If that were the whole investment case, there are cheaper options around. There’s even another Georgian lender: TBC Bank. But Lion is unusually efficient, partly because of heavy tech investment. Last year’s 36 per cent cost-to-income ratio and 28 per cent return on equity for the first quarter compare with European averages of about 50 per cent and 11 per cent, based on data from the European Banking Authority.
Chief executive Archil Gachechiladze is seeking to replicate the formula by buying stable but stuffy incumbents in other parts of eastern Europe or central Asia. Ameriabank was the test case. Last year, Lion missed out in a fight for HSBC’s Maltese business; Blackstone’s Baltic lender Luminor is larger but with the sort of location that might appeal.
While many investors like the quirks of emerging market and frontier market stocks — and some have been performing particularly well lately — they also like diversification. Banks focused on central and eastern Europe trade at an average of nine times next year’s earnings, according to Citigroup data, compared with six times for Lion.

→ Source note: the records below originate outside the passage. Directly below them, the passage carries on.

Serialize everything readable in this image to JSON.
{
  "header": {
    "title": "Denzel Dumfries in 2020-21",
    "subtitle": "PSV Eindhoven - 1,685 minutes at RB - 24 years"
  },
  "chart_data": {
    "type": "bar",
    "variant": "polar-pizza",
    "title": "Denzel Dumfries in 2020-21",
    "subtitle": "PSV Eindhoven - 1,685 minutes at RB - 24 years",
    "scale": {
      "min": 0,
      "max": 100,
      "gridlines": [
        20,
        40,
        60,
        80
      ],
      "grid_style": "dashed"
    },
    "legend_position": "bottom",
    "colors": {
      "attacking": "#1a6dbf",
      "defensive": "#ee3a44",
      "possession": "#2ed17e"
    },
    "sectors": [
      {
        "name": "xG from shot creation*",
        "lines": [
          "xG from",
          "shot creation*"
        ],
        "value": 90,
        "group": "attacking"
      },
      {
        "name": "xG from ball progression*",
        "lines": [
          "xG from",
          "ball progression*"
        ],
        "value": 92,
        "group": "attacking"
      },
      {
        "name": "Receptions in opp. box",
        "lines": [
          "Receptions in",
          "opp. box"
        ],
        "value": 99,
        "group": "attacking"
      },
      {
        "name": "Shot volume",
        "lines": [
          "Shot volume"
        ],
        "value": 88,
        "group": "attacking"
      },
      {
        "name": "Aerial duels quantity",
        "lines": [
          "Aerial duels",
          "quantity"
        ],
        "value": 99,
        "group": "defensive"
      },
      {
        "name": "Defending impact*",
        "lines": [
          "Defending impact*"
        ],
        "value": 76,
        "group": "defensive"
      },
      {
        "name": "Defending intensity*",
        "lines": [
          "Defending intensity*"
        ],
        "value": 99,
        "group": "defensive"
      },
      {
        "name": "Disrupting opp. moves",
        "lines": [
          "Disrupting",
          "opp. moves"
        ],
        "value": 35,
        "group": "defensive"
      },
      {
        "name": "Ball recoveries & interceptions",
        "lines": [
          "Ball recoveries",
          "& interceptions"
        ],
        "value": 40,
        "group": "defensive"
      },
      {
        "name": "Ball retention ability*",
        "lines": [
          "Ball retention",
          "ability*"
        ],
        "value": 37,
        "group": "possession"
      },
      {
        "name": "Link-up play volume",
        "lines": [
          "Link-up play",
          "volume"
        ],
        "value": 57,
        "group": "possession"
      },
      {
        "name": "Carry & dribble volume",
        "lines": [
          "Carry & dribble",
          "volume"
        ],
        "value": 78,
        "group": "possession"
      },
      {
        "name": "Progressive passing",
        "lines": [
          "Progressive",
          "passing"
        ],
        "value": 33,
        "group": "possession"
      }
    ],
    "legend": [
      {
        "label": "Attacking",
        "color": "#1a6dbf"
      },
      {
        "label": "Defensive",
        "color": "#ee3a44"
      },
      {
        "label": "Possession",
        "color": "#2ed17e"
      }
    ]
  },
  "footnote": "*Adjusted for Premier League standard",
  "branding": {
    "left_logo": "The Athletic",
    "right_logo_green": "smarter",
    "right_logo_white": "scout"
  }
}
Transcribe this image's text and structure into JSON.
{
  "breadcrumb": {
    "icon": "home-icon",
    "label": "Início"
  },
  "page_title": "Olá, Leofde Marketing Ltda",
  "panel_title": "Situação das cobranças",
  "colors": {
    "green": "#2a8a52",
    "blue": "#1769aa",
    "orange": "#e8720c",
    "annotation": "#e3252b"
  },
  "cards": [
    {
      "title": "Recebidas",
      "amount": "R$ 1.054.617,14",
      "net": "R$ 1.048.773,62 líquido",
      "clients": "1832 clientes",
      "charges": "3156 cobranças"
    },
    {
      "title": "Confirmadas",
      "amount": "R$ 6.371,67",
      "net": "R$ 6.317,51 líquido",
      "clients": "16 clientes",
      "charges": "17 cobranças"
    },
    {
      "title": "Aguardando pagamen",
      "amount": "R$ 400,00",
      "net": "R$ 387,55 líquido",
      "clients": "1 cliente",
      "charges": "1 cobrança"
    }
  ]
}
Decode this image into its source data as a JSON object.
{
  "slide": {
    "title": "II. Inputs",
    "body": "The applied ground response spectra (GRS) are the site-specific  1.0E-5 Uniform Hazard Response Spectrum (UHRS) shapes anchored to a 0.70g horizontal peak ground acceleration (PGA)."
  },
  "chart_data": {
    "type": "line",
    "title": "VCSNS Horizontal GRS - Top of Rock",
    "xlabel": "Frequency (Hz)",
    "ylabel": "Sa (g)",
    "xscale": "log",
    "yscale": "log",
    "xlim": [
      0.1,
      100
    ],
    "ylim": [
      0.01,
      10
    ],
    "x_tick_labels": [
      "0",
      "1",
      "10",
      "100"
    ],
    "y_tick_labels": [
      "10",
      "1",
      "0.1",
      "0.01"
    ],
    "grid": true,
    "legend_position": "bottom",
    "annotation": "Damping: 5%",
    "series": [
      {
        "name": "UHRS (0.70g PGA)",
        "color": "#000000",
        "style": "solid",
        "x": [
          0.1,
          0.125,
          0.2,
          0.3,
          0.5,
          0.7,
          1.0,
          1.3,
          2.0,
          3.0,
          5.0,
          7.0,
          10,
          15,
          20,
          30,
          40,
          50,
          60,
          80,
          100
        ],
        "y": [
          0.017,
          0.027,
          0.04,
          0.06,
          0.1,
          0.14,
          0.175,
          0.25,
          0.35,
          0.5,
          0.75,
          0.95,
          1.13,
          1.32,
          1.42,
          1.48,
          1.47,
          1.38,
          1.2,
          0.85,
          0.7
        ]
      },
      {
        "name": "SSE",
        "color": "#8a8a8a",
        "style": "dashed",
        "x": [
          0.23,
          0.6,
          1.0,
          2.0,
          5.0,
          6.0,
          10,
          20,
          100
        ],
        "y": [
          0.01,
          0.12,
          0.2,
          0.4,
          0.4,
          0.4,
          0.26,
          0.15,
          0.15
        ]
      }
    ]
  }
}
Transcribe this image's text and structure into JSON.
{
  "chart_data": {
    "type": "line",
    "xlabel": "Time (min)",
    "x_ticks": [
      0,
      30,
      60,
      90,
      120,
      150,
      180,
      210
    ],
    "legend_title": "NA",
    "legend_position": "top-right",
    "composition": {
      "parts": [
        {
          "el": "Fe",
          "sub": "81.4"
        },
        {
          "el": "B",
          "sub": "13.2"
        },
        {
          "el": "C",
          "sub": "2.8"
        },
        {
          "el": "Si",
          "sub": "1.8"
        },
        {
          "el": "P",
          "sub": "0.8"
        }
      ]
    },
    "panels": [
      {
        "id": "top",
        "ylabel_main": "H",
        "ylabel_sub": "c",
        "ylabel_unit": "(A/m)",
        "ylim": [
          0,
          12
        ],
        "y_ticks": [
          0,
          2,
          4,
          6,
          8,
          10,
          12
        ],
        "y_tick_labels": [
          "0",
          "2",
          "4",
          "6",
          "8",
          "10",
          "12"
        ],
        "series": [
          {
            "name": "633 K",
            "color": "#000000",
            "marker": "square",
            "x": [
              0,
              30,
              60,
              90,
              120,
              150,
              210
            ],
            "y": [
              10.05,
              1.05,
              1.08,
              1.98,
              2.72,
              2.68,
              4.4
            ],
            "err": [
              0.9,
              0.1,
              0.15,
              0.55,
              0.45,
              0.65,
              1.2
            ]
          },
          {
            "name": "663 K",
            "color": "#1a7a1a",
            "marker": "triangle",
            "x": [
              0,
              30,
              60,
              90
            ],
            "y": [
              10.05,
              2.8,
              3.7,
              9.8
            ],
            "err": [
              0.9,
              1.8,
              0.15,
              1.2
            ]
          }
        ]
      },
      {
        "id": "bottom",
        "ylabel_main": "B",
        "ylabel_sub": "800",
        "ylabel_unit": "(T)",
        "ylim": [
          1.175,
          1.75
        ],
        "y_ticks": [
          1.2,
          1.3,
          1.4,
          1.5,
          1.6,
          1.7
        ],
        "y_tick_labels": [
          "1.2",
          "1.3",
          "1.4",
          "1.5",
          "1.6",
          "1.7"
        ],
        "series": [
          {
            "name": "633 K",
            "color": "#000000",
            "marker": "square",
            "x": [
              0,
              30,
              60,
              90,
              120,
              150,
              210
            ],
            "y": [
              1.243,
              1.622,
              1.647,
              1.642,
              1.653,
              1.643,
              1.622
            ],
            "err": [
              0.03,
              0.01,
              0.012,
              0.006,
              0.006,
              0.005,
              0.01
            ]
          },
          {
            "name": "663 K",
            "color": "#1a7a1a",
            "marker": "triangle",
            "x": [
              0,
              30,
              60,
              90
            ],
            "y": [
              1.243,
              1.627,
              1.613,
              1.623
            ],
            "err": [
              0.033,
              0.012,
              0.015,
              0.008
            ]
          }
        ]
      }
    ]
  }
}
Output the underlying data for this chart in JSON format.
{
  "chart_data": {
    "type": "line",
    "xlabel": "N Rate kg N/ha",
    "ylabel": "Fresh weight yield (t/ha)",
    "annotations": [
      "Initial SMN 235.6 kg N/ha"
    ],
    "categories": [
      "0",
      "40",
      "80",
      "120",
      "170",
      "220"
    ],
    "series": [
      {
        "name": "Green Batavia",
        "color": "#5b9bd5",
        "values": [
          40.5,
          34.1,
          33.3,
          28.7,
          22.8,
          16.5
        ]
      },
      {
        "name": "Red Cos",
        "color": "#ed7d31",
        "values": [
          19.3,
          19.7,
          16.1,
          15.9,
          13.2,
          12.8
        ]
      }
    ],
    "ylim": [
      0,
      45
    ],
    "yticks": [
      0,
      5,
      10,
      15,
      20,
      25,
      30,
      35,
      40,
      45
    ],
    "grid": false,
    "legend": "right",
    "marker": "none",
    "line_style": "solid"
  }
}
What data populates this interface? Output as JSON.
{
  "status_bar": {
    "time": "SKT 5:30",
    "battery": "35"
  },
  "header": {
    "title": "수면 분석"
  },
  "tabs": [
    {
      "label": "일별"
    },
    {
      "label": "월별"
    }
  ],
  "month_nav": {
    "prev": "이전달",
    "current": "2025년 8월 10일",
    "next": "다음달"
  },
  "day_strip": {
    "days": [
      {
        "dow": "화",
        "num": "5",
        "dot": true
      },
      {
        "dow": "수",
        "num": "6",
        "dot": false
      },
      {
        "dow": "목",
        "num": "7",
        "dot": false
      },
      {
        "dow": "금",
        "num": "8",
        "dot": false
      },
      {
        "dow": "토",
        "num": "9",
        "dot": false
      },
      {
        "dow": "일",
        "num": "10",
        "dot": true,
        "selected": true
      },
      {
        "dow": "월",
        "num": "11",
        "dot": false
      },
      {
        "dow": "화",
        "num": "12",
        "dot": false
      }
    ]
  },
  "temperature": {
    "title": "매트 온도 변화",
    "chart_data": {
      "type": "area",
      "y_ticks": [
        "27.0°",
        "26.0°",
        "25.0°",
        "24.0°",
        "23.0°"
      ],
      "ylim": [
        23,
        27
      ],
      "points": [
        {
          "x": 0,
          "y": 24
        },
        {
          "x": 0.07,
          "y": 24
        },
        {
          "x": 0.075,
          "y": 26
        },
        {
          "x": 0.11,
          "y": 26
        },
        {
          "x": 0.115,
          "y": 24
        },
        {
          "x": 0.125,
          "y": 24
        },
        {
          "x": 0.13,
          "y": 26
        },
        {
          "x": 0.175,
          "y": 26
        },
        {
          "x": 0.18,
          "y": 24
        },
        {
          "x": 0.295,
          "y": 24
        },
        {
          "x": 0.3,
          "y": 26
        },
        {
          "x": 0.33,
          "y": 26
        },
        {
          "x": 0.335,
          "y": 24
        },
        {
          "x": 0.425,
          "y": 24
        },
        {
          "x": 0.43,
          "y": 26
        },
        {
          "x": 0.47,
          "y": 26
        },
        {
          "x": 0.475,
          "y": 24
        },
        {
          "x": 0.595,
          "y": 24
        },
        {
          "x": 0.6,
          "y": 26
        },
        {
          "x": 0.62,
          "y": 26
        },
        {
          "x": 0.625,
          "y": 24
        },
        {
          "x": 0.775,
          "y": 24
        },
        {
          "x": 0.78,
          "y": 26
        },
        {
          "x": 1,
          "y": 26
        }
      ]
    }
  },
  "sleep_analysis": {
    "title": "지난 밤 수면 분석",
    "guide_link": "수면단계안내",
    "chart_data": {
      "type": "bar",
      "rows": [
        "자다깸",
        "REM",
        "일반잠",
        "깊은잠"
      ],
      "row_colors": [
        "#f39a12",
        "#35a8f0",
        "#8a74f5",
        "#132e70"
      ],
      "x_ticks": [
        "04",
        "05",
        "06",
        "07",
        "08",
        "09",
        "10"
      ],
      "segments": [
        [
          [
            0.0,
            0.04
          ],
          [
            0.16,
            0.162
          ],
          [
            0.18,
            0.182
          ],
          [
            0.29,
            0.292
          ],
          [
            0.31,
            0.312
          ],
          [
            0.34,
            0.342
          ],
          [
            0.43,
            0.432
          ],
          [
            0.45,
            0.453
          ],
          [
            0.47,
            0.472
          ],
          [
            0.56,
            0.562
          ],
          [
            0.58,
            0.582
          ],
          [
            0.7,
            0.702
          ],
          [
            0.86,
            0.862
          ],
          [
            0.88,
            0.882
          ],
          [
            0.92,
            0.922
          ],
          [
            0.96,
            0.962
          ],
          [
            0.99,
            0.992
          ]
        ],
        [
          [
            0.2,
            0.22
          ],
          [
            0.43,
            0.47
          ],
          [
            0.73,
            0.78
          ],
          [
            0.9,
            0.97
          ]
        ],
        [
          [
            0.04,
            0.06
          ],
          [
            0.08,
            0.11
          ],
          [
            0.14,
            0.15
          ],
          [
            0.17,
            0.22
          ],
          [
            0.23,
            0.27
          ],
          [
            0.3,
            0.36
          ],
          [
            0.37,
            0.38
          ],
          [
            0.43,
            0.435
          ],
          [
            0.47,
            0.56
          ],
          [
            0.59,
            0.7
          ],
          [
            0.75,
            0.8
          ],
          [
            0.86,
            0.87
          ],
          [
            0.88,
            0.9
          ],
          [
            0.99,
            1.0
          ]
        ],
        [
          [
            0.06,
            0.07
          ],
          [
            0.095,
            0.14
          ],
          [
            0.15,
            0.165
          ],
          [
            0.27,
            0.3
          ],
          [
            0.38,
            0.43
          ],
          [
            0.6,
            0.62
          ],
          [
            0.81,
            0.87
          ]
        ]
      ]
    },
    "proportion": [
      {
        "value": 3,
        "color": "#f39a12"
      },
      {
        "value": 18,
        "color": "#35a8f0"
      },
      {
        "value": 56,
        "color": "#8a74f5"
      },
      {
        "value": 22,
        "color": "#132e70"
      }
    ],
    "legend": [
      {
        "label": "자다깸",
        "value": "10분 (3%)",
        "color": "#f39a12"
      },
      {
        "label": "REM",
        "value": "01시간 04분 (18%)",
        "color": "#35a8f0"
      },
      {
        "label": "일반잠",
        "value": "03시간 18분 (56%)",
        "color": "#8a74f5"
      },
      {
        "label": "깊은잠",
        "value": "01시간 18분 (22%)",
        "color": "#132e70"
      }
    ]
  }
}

The challenge is that building banks that cross borders is hard. Even JPMorgan Chase, the world’s largest bank by market value, ran into hurdles trying to expand its retail operation into Germany. Seen from London, frontier markets may appear similar; up close they are liable to be starkly different along regulatory, cultural and political lines. 
If Lion succeeds, one beneficiary would be the London Stock Exchange. In 2006, the UK capital was the default venue for a company from Europe’s fringes; these days, it struggles to attract new entrants from anywhere. A booming London stock that has nothing to do with London can only help", - FT.